Deux après le triomphe de Rashomon, marquant l'ouverture du public occidental au cinéma japonais, Kurosawaest porté par cette reconnaissance internationale. Il réalise ainsi Ikuru ('Vivre') en 1952, film d'une grande beauté. Un narrateur, qui reviendra plus tard pour d'autres interventions cruelles mais justes, introduit Kenji Watanabe, objet d'un cancer fatal. Il présente cet homme comme un mort-vivant, depuis déjà une dizaine d'années. Bureaucrate besogneux et consciencieux (génialement interprété par Takashi Shimura), il s'est laissé enterrer par l'administration. Il n'a ni perspectives ni présent valable et naturellement aucun bonheur. Lorsqu'il rentre chez lui, c'est pour cohabiter avec un fils et son épouse n'ayant aucune considération pour lui ; maintenant qu'il ose s'ouvrir à eux, il est sermonné, car il gêne leurs plans. Qu'il passe plutôt ses six derniers mois en silence comme il l'a toujours fait.
Il lâche alors son boulot et cette vie d'abruti civilisé. Au lieu de demeurer dans une aliénation inutile, vivre !, donc. Même si c'est au sein d'une société inique. Kenji essaie de se divertir, de 'profiter' de l'existence, mais ne trouve ni satisfaction, ni plaisir. Il sait qu'il va mourir ; et « vivre » ainsi, prendre du bon temps et explorer les possibilités de la vie urbaine, il l'a peut-être déjà fait il y a longtemps. Il lui faut autre chose. Il s'engagera pour une cause. Ainsi du focus sur la version molle et minable d'un tropisme kafkaien, Kurosawa passe au démenti. Il ne promet pas de mettre un terme aux forces d'inertie ni à la mesquinerie, qu'elle soit individuelle ou institutionnalisée, mais montre qu'un dépassement est possible : il ne sera pas récompensé, il sera rayé par les agents serviles et atones du pouvoir, mais il sera, néanmoins. Le tribunal de la société est méprisé par Vivre !.

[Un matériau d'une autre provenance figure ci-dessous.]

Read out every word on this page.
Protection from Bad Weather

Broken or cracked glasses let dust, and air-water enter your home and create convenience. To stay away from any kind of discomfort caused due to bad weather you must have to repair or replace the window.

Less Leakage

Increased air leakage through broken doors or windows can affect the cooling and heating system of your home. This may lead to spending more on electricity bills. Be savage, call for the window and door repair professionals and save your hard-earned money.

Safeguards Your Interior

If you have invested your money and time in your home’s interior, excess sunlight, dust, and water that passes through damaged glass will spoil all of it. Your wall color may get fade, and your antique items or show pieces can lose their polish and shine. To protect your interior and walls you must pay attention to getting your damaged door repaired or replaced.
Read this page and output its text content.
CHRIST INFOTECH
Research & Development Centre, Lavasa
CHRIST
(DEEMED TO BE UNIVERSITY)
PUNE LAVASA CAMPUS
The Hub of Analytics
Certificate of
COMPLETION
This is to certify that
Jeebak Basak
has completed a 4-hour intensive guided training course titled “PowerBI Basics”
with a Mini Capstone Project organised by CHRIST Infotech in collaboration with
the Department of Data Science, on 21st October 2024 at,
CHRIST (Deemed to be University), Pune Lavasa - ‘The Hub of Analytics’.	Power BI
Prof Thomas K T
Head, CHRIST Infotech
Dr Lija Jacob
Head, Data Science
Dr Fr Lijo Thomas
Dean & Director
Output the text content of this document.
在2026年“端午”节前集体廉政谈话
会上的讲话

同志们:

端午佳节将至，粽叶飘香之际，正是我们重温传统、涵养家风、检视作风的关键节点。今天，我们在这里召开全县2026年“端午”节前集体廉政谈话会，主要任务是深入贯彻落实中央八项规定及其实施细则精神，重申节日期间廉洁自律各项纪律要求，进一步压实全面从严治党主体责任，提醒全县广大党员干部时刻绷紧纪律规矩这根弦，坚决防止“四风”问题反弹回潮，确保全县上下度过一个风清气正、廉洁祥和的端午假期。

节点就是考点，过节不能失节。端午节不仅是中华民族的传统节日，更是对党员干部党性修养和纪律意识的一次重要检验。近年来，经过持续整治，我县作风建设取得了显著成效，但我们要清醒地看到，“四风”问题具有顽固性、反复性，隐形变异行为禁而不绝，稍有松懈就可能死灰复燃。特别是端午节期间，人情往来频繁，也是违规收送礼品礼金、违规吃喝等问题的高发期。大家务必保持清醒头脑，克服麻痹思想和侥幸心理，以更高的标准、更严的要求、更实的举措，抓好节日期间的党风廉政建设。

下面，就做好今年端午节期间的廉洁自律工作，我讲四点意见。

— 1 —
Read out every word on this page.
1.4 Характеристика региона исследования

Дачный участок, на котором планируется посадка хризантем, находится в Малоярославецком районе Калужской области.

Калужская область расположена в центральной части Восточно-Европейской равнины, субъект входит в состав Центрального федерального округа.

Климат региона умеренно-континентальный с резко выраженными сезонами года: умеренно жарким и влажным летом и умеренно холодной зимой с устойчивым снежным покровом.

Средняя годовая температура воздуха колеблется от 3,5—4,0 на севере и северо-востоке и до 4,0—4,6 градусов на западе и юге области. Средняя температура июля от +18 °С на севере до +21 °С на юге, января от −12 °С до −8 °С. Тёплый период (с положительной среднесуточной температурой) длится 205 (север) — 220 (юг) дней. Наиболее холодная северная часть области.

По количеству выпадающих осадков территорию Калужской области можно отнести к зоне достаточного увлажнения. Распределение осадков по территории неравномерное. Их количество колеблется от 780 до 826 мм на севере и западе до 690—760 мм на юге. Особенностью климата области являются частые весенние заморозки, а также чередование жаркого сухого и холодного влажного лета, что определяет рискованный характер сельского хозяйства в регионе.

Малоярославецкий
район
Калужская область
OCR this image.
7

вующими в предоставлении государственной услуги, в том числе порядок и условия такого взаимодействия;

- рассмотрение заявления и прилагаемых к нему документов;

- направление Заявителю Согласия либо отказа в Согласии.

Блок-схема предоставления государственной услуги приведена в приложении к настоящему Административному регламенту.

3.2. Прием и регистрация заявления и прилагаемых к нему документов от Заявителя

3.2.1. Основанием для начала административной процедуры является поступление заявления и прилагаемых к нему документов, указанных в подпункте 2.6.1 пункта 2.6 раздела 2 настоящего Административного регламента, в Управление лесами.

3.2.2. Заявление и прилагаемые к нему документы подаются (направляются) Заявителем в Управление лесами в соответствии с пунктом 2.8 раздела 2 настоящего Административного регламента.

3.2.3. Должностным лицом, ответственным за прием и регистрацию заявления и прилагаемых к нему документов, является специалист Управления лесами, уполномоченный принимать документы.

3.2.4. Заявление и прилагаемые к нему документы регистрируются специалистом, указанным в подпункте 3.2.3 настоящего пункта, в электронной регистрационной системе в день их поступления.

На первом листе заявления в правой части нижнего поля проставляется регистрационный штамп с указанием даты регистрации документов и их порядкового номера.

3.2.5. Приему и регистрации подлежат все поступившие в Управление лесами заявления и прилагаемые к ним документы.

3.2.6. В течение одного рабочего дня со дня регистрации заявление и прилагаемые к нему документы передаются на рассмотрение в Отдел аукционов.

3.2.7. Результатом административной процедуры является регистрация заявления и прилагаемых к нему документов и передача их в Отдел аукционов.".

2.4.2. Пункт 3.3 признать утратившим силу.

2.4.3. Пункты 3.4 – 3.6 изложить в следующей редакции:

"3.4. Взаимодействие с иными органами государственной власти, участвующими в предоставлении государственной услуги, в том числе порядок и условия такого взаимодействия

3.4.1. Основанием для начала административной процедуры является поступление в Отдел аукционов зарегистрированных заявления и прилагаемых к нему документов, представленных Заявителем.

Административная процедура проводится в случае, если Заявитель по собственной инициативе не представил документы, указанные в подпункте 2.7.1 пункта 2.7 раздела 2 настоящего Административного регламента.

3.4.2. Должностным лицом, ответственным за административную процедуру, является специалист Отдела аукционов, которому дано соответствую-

À un moment le taciturne s'enflamme mais cela n'en vaut pas la peine ; et puis cette flamme ne sera tolérée par personne, la joie superficielle ou la médiocrité valent mieux. Kenji ne se préoccupe pas 'd'exister' et il a raison. Ce serait aussi vain que les distractions offertes par le monde de la nuit. Il faut en finir avec les compensations. Il affirme sa vitalité, envers et contre tout, sans corrompre celle des autres, sans plus faire cas des jeux sociaux. Mais c'est un homme simple et peut-être aussi un peu lent, il ne s'évadera pas de façon flamboyante ou intrépide : pourquoi faire, pour être un modèle récupéré, pour être accepté en surface par d'autres ? Il se tourne néanmoins vers l'extérieur, ou plutôt cherche à obtenir là un résultat, maintenant qu'il est en phase avec son énergie. Il consacre le(s) reste(s) de sa vie aux autres, pour la construction d'un parc repoussée par l'administration ; son ego est déjà disposé, déjà envolé depuis si longtemps.
La dernière partie du film se déroule sans Kenji. Sans surprise il est rayé du monde avec méchanceté, attirant sur lui la médisance, le mépris et même les projections. Ses camarades de travail sont les plus acerbes et exécrables. Mais des témoins de l'action de Kenji circulent et des parts de vérité avec. Kenji, le petit bureaucrate de rien du tout, le petit fantôme neutre, devient un personnage à recomposer, dont on (re)découvre les facettes ensevelies par trente années de labeurs absurdes et au moins autant de gâchis. À la fin les fonctionnaires réunies pour la cérémonie s'inclinent devant leur héros, celui qui a su s'émanciper, même si c'était très tard. Ils s'exclament que la corruption est un mal anodin par rapport au rouleau-compresseur hideux de leur corporation ré(g/p)ressive. Mener des actions bonnes et utiles quand on a raté sa vie et qu'on est mort trop vite est une alternative digne, louable. Des vœux pieux sans doute, la conscience s'efface devant les impératifs vulgaires, la justice devant les forces d'inertie. Mais un petit homme insignifiant a accepté son destin plutôt que les lois d'une société ingrate et il a agit pour le mieux.